The teacher didn’t end up calling the police that day. But by the end of second grade, school staff had called police on Kal-El three times, according to his mother. By the end of fifth grade in May, the 11-year-old whose parents named him after Superman, who has attention deficit hyperactivity disorder and struggles with his behavior, had at least 32 interactions with police or armed security guards at school in Denver and neighboring Jefferson County.

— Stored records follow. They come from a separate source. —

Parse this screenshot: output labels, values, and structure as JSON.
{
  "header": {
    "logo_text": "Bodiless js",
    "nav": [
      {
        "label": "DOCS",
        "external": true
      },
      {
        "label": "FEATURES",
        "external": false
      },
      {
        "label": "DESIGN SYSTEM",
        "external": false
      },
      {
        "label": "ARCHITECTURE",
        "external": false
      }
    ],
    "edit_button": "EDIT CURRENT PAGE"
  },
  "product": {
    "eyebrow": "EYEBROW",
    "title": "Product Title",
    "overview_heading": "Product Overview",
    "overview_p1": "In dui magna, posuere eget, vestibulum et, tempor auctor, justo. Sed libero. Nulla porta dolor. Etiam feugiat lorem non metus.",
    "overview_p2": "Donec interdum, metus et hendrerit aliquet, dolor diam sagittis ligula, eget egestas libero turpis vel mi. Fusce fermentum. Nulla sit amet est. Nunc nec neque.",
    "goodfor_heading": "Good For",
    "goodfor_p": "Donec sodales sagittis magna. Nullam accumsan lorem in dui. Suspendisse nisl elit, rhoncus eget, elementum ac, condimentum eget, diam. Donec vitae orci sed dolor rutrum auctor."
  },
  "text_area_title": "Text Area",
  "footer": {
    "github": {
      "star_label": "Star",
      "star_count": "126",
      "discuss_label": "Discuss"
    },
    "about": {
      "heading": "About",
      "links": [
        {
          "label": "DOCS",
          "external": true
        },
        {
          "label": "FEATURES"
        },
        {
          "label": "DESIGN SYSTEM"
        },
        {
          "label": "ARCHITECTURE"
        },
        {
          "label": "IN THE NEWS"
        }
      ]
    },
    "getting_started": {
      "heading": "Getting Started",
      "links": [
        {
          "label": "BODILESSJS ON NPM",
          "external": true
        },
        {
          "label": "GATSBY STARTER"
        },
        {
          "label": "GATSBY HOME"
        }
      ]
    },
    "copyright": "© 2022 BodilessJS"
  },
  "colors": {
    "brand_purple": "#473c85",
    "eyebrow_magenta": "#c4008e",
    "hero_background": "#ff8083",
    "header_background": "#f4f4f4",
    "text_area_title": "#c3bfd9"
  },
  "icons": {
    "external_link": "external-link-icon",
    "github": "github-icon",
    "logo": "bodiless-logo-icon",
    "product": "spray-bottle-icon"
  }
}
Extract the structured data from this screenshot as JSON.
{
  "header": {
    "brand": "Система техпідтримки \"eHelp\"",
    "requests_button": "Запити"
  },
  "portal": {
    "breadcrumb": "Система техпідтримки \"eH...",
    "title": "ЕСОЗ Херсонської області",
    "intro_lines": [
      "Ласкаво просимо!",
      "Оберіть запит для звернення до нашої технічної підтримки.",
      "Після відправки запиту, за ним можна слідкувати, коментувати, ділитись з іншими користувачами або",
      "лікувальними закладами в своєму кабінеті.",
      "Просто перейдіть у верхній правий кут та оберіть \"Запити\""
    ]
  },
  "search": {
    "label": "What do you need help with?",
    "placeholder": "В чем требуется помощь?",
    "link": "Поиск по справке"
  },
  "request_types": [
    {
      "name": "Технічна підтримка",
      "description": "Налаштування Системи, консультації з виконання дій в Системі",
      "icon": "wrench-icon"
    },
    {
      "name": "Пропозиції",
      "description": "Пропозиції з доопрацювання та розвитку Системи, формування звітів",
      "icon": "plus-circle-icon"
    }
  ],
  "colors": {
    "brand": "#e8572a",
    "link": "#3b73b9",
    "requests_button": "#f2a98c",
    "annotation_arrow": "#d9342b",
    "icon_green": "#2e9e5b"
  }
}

Chalkbeat was able to confirm some of the interactions using police and school district records.
“I’ve had nightmares about my mom being shot, me being shot,” Kal-El said recently while sitting in his backyard. “I had nightmares that the police came to the house and kept banging on the doors, and they came in and we had to hide. I’ve had that more than once in a night.
“I’m scared to death because I’m like, ‘What are they going to do to me?’”
In a year in which high-profile incidents of police brutality sparked protests across the nation, schools have been grappling with how police should interact with students. Last summer, in the wake of the murder of George Floyd, a Black man, by a white police officer in Minneapolis, the Denver school board took a step toward reducing those interactions when it voted to remove the 18 city police officers who were stationed at some middle and high schools.
But the board’s actions won’t stop all police interactions. Schools can also call 911 or a separate pool of armed school district security guards — and they do so thousands of times a year.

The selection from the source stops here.